The one constant threat that federations over the years have tried to fight off is the one pertaining to doping. The cases of players getting lured towards drugs before crucial matches out of mixed emotions has been one too many.
Taking a step towards ensuring that no more of such cases are reported, the Mukul Mudgal committee, had been set up by the Sports Ministry to put an end to the rising doping issues and has recommended a prison sentence for those who provide athletes with banned substance or a hefty fine of Rs 10 lakh.
To set things into action, a 15-member committee has been selected which is to be headed by the retired High Court Judge Justice Mudgal, with the sports ministry being consulted for further deliberation. A proposition of getting a bill passed on this motion is already doing it’s rounds. If things stick to plan, the new bill could be introduced in the Parliament as early as in the coming winter session.
According to a proposed report released by the ‘National Anti-Doping Legislation-2018’, the draft states that “any person who fails to comply with the duty of this act shall be fined, which may extend to Rs 20,000 for the first offence and if the offence is repeated, it may extend to Rs two lakh for each offence”.
Justice Mudgal spoke to the TOI on the matter saying, “There are two things. One is where athletes get involved accidentally because the World Anti-Doping Agency (Wada) keeps changing the list of prohibited substances every six months on its website. Many athletes have been caught in this web. Then, there is a lack of knowledge about many substances which athletes take. So, the key point is education. Educating the athletes is very important. This legislation tries to grab persons involved in doping or are part of these syndicates.”
The draft suggests that, “any person who indulges in supply of prohibited substance to an athlete on a regular basis for commercial purposes shall be guilty of the offence of ‘trafficking’ and shall be punished with simple imprisonment which may extend to one year and shall also be liable for a fine which may extend to Rs 10 lakh”.

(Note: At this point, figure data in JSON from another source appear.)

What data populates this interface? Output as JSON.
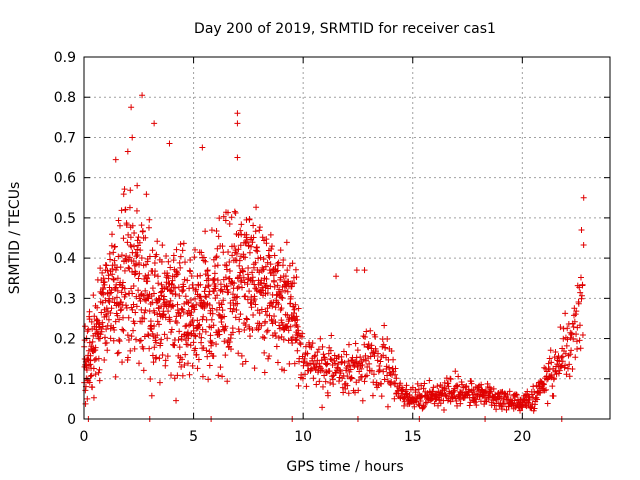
{
  "chart_data": {
    "type": "scatter",
    "title": "Day 200 of 2019, SRMTID for receiver cas1",
    "xlabel": "GPS time / hours",
    "ylabel": "SRMTID / TECUs",
    "xlim": [
      0,
      24
    ],
    "ylim": [
      0,
      0.9
    ],
    "xticks": [
      0,
      5,
      10,
      15,
      20
    ],
    "yticks": [
      0,
      0.1,
      0.2,
      0.3,
      0.4,
      0.5,
      0.6,
      0.7,
      0.8,
      0.9
    ],
    "grid": true,
    "series": [
      {
        "name": "SRMTID",
        "marker": "+",
        "color": "#e00000",
        "envelope_hours": [
          0,
          0.5,
          1,
          1.5,
          2,
          2.5,
          3,
          3.5,
          4,
          4.5,
          5,
          5.5,
          6,
          6.5,
          7,
          7.5,
          8,
          8.5,
          9,
          9.5,
          10,
          11,
          12,
          13,
          14,
          14.5,
          15,
          16,
          17,
          18,
          19,
          20,
          20.5,
          21,
          21.5,
          22,
          22.5,
          22.8
        ],
        "envelope_mean": [
          0.12,
          0.22,
          0.28,
          0.32,
          0.4,
          0.36,
          0.3,
          0.28,
          0.3,
          0.27,
          0.26,
          0.28,
          0.3,
          0.32,
          0.34,
          0.36,
          0.35,
          0.32,
          0.3,
          0.28,
          0.14,
          0.13,
          0.12,
          0.14,
          0.13,
          0.06,
          0.05,
          0.06,
          0.07,
          0.07,
          0.05,
          0.04,
          0.05,
          0.09,
          0.13,
          0.17,
          0.24,
          0.35
        ],
        "envelope_spread": [
          0.06,
          0.12,
          0.14,
          0.16,
          0.18,
          0.17,
          0.16,
          0.15,
          0.15,
          0.15,
          0.15,
          0.15,
          0.16,
          0.16,
          0.17,
          0.16,
          0.15,
          0.14,
          0.13,
          0.12,
          0.06,
          0.06,
          0.06,
          0.08,
          0.07,
          0.03,
          0.025,
          0.03,
          0.03,
          0.03,
          0.025,
          0.02,
          0.025,
          0.04,
          0.05,
          0.07,
          0.09,
          0.12
        ],
        "highlighted_points": [
          {
            "x": 2.65,
            "y": 0.805
          },
          {
            "x": 2.15,
            "y": 0.775
          },
          {
            "x": 3.2,
            "y": 0.735
          },
          {
            "x": 7.0,
            "y": 0.76
          },
          {
            "x": 7.0,
            "y": 0.735
          },
          {
            "x": 2.2,
            "y": 0.7
          },
          {
            "x": 3.9,
            "y": 0.685
          },
          {
            "x": 5.4,
            "y": 0.675
          },
          {
            "x": 7.0,
            "y": 0.65
          },
          {
            "x": 2.0,
            "y": 0.665
          },
          {
            "x": 1.45,
            "y": 0.645
          },
          {
            "x": 12.45,
            "y": 0.37
          },
          {
            "x": 12.8,
            "y": 0.37
          },
          {
            "x": 11.5,
            "y": 0.355
          },
          {
            "x": 22.8,
            "y": 0.55
          },
          {
            "x": 22.7,
            "y": 0.47
          },
          {
            "x": 0.15,
            "y": 0.05
          }
        ],
        "points_on_axis_hours": [
          0.2,
          3.0,
          5.8,
          9.5,
          12.5,
          15.3,
          18.3,
          21.8
        ]
      }
    ]
  }
}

The measures taken by NADA is extremely needed at this hour. After the entire fiasco during the Gold Coast Commonwealth Games, with syringes getting discovered in the boxing camp and India’s name getting dragged into it unpleasantly, such strict rules need to be adopted. Numerous nations like Germany, Australia, Italy, France, Austria, Spain, Hungary and Denmark, already have extremely strict anti-doping laws and India seem to be following the same road to a better dope-free future.